On the other hand, sometimes some fear makes sense. For example, following Sept. 11, 2001, I do think it was rational to fear more terrorist events: the attacks on that day made us aware that further such attacks were possible. I remain fearful that someone will nuke our city.
And that brings us to the second point, which is risks of major damage. A nuclear explosion in the city might be unlikely, but it would have disastrous effects. Similarly with flooding and rioting from global warming etc. My impression from what I’ve heard about coronavirus is that it might turn out to be no big deal, but there’s a small probability that it will be a very big deal.
Next issue is comparison. So far coronavirus has killed far fewer people than the flu. But the flu is a big risk too, right? Any year there could be a major flu epidemic. So I don’t see why the two worries have to compete.
Next is that maybe we should be thinking less about worry and more about actions. Worry about terrorist attacks can motivate moves toward international cooperation and peace; that would be great. Worry that leads to unnecessary wars, not so great. (Tony Blair, John Yoo, etc.: if you’re out there, feel free to argue otherwise in the comment section.) The point is that the problem, or lack of problem, is with the reaction, not the fear. Yes, you could argue that fear motivated the unnecessary war, but I feel that this misses the point, in that fear also could’ve motivated helpful cooperative solutions: fear can shake us out of complacency.
Moving on to coronavirus: OK, maybe face masks are silly, but who cares about face masks? If they are indeed useless, they don’t incur much cost either. The larger costs come from the mobilization of the public health establishment . . . But that’s good, not bad, right? Future pandemics are likely to come, so it’s good to have a dry run, to test our systems for communication, quarantine, medical treatment, etc.
Let’s conclude with the discussion of expertise. David DeSteno is no expert on coronavirus or public health decision making, nor am I. He’s an expert on emotions, I’m an expert on statistics.
DeSteno tells us to trust the experts, so let’s see what the experts say from the CDC:
The potential public health threat posed by 2019-nCoV virus is high, both globally and to the United States. The fact that this virus has caused illness, including illness resulting in death, and sustained person-to-person spread in China is concerning. These factors meet two of the criteria of a pandemic. It’s unclear how the situation will unfold, but risk is dependent on exposure. At this time, some people will have an increased risk of infection, for example healthcare workers caring for 2019-nCoV patients and other close contacts of 2019-nCoV patients. For the general American public, who are unlikely to be exposed to this virus, the immediate health risk from 2019-nCoV is considered low at this time.
The message is mixed.

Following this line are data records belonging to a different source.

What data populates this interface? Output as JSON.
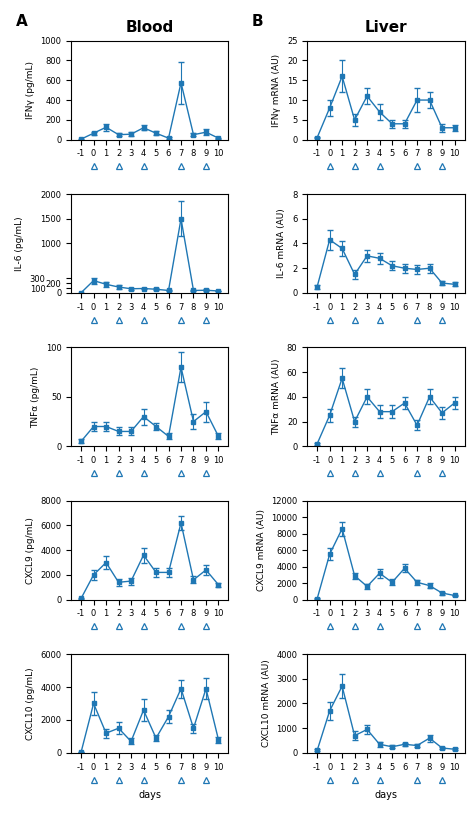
{
  "chart_data": [
    {
      "type": "line",
      "title": "Blood",
      "panel_label": "A",
      "y_label": "IFNγ (pg/mL)",
      "x": [
        -1,
        0,
        1,
        2,
        3,
        4,
        5,
        6,
        7,
        8,
        9,
        10
      ],
      "values": [
        5,
        65,
        125,
        50,
        55,
        120,
        65,
        15,
        575,
        50,
        75,
        15
      ],
      "errors": [
        4,
        15,
        35,
        15,
        20,
        25,
        20,
        8,
        210,
        15,
        30,
        5
      ],
      "xlim": [
        -1.8,
        10.8
      ],
      "xticks": [
        -1,
        0,
        1,
        2,
        3,
        4,
        5,
        6,
        7,
        8,
        9,
        10
      ],
      "ylim": [
        0,
        1000
      ],
      "yticks": [
        0,
        200,
        400,
        600,
        800,
        1000
      ],
      "marker": "square",
      "grid": false,
      "triangle_days": [
        0,
        2,
        4,
        7,
        9
      ]
    },
    {
      "type": "line",
      "y_label": "IL-6 (pg/mL)",
      "x": [
        -1,
        0,
        1,
        2,
        3,
        4,
        5,
        6,
        7,
        8,
        9,
        10
      ],
      "values": [
        5,
        250,
        175,
        120,
        85,
        90,
        75,
        50,
        1500,
        50,
        55,
        40
      ],
      "errors": [
        3,
        60,
        50,
        35,
        20,
        20,
        18,
        12,
        350,
        12,
        15,
        8
      ],
      "xlim": [
        -1.8,
        10.8
      ],
      "xticks": [
        -1,
        0,
        1,
        2,
        3,
        4,
        5,
        6,
        7,
        8,
        9,
        10
      ],
      "ylim": [
        0,
        2000
      ],
      "yticks": [
        0,
        100,
        200,
        300,
        1000,
        1500,
        2000
      ],
      "marker": "square",
      "grid": false,
      "triangle_days": [
        0,
        2,
        4,
        7,
        9
      ]
    },
    {
      "type": "line",
      "y_label": "TNFα (pg/mL)",
      "x": [
        -1,
        0,
        1,
        2,
        3,
        4,
        5,
        6,
        7,
        8,
        9,
        10
      ],
      "values": [
        5,
        20,
        20,
        15,
        15,
        30,
        20,
        10,
        80,
        25,
        35,
        10
      ],
      "errors": [
        2,
        5,
        5,
        4,
        4,
        8,
        4,
        3,
        15,
        8,
        10,
        3
      ],
      "xlim": [
        -1.8,
        10.8
      ],
      "xticks": [
        -1,
        0,
        1,
        2,
        3,
        4,
        5,
        6,
        7,
        8,
        9,
        10
      ],
      "ylim": [
        0,
        100
      ],
      "yticks": [
        0,
        50,
        100
      ],
      "marker": "square",
      "grid": false,
      "triangle_days": [
        0,
        2,
        4,
        7,
        9
      ]
    },
    {
      "type": "line",
      "y_label": "CXCL9 (pg/mL)",
      "x": [
        -1,
        0,
        1,
        2,
        3,
        4,
        5,
        6,
        7,
        8,
        9,
        10
      ],
      "values": [
        100,
        2000,
        3000,
        1400,
        1500,
        3600,
        2200,
        2200,
        6200,
        1600,
        2400,
        1200
      ],
      "errors": [
        40,
        400,
        500,
        280,
        280,
        600,
        380,
        380,
        550,
        280,
        380,
        180
      ],
      "xlim": [
        -1.8,
        10.8
      ],
      "xticks": [
        -1,
        0,
        1,
        2,
        3,
        4,
        5,
        6,
        7,
        8,
        9,
        10
      ],
      "ylim": [
        0,
        8000
      ],
      "yticks": [
        0,
        2000,
        4000,
        6000,
        8000
      ],
      "marker": "square",
      "grid": false,
      "triangle_days": [
        0,
        2,
        4,
        7,
        9
      ]
    },
    {
      "type": "line",
      "y_label": "CXCL10 (pg/mL)",
      "x_label": "days",
      "x": [
        -1,
        0,
        1,
        2,
        3,
        4,
        5,
        6,
        7,
        8,
        9,
        10
      ],
      "values": [
        50,
        3000,
        1200,
        1500,
        700,
        2600,
        900,
        2200,
        3900,
        1500,
        3900,
        800
      ],
      "errors": [
        20,
        700,
        280,
        380,
        180,
        650,
        180,
        380,
        550,
        280,
        650,
        180
      ],
      "xlim": [
        -1.8,
        10.8
      ],
      "xticks": [
        -1,
        0,
        1,
        2,
        3,
        4,
        5,
        6,
        7,
        8,
        9,
        10
      ],
      "ylim": [
        0,
        6000
      ],
      "yticks": [
        0,
        2000,
        4000,
        6000
      ],
      "marker": "square",
      "grid": false,
      "triangle_days": [
        0,
        2,
        4,
        7,
        9
      ]
    },
    {
      "type": "line",
      "title": "Liver",
      "panel_label": "B",
      "y_label": "IFNγ mRNA (AU)",
      "x": [
        -1,
        0,
        1,
        2,
        3,
        4,
        5,
        6,
        7,
        8,
        9,
        10
      ],
      "values": [
        0.5,
        8,
        16,
        5,
        11,
        7,
        4,
        4,
        10,
        10,
        3,
        3
      ],
      "errors": [
        0.2,
        2,
        4,
        1.5,
        2,
        2,
        1,
        1,
        3,
        2,
        1,
        0.8
      ],
      "xlim": [
        -1.8,
        10.8
      ],
      "xticks": [
        -1,
        0,
        1,
        2,
        3,
        4,
        5,
        6,
        7,
        8,
        9,
        10
      ],
      "ylim": [
        0,
        25
      ],
      "yticks": [
        0,
        5,
        10,
        15,
        20,
        25
      ],
      "marker": "square",
      "grid": false,
      "triangle_days": [
        0,
        2,
        4,
        7,
        9
      ]
    },
    {
      "type": "line",
      "y_label": "IL-6 mRNA (AU)",
      "x": [
        -1,
        0,
        1,
        2,
        3,
        4,
        5,
        6,
        7,
        8,
        9,
        10
      ],
      "values": [
        0.5,
        4.3,
        3.6,
        1.5,
        3.0,
        2.8,
        2.2,
        2.0,
        1.9,
        2.0,
        0.8,
        0.7
      ],
      "errors": [
        0.15,
        0.8,
        0.6,
        0.35,
        0.5,
        0.45,
        0.35,
        0.35,
        0.35,
        0.35,
        0.18,
        0.15
      ],
      "xlim": [
        -1.8,
        10.8
      ],
      "xticks": [
        -1,
        0,
        1,
        2,
        3,
        4,
        5,
        6,
        7,
        8,
        9,
        10
      ],
      "ylim": [
        0,
        8
      ],
      "yticks": [
        0,
        2,
        4,
        6,
        8
      ],
      "marker": "square",
      "grid": false,
      "triangle_days": [
        0,
        2,
        4,
        7,
        9
      ]
    },
    {
      "type": "line",
      "y_label": "TNFα mRNA (AU)",
      "x": [
        -1,
        0,
        1,
        2,
        3,
        4,
        5,
        6,
        7,
        8,
        9,
        10
      ],
      "values": [
        2,
        25,
        55,
        20,
        40,
        28,
        28,
        35,
        17,
        40,
        27,
        35
      ],
      "errors": [
        1,
        5,
        8,
        4,
        6,
        5,
        5,
        5,
        4,
        6,
        5,
        5
      ],
      "xlim": [
        -1.8,
        10.8
      ],
      "xticks": [
        -1,
        0,
        1,
        2,
        3,
        4,
        5,
        6,
        7,
        8,
        9,
        10
      ],
      "ylim": [
        0,
        80
      ],
      "yticks": [
        0,
        20,
        40,
        60,
        80
      ],
      "marker": "square",
      "grid": false,
      "triangle_days": [
        0,
        2,
        4,
        7,
        9
      ]
    },
    {
      "type": "line",
      "y_label": "CXCL9 mRNA (AU)",
      "x": [
        -1,
        0,
        1,
        2,
        3,
        4,
        5,
        6,
        7,
        8,
        9,
        10
      ],
      "values": [
        100,
        5500,
        8600,
        2900,
        1600,
        3200,
        2100,
        3800,
        2100,
        1700,
        800,
        500
      ],
      "errors": [
        40,
        750,
        850,
        380,
        280,
        550,
        350,
        480,
        280,
        280,
        180,
        90
      ],
      "xlim": [
        -1.8,
        10.8
      ],
      "xticks": [
        -1,
        0,
        1,
        2,
        3,
        4,
        5,
        6,
        7,
        8,
        9,
        10
      ],
      "ylim": [
        0,
        12000
      ],
      "yticks": [
        0,
        2000,
        4000,
        6000,
        8000,
        10000,
        12000
      ],
      "marker": "square",
      "grid": false,
      "triangle_days": [
        0,
        2,
        4,
        7,
        9
      ]
    },
    {
      "type": "line",
      "y_label": "CXCL10 mRNA (AU)",
      "x_label": "days",
      "x": [
        -1,
        0,
        1,
        2,
        3,
        4,
        5,
        6,
        7,
        8,
        9,
        10
      ],
      "values": [
        100,
        1700,
        2700,
        700,
        950,
        350,
        250,
        350,
        300,
        600,
        200,
        150
      ],
      "errors": [
        40,
        380,
        480,
        180,
        180,
        90,
        70,
        70,
        70,
        140,
        55,
        45
      ],
      "xlim": [
        -1.8,
        10.8
      ],
      "xticks": [
        -1,
        0,
        1,
        2,
        3,
        4,
        5,
        6,
        7,
        8,
        9,
        10
      ],
      "ylim": [
        0,
        4000
      ],
      "yticks": [
        0,
        1000,
        2000,
        3000,
        4000
      ],
      "marker": "square",
      "grid": false,
      "triangle_days": [
        0,
        2,
        4,
        7,
        9
      ]
    }
  ]
}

On one hand, yeah, we should be scared: “The potential public health threat posed by 2019-nCoV virus is high, both globally and to the United States.” On the other hand, not quite yet: “For the general American public, who are unlikely to be exposed to this virus, the immediate health risk from 2019-nCoV is considered low at this time.”
They also recommend getting the flu vaccine. So I’m not arguing with DeSteno on the merits. But I don’t see fearful behavior as being so irrational, in general terms. It can be a good idea to prepare for large risks. I say this as a person who doesn’t have a cabin in the woods stocked with fresh water and canned goods. Like most of you, I’m probably too irrationally complacent. Maybe someone could do a social psychology experiment about this.
P.S. Bob sent in the above picture of a cat who has made the wise decision to trust an expert.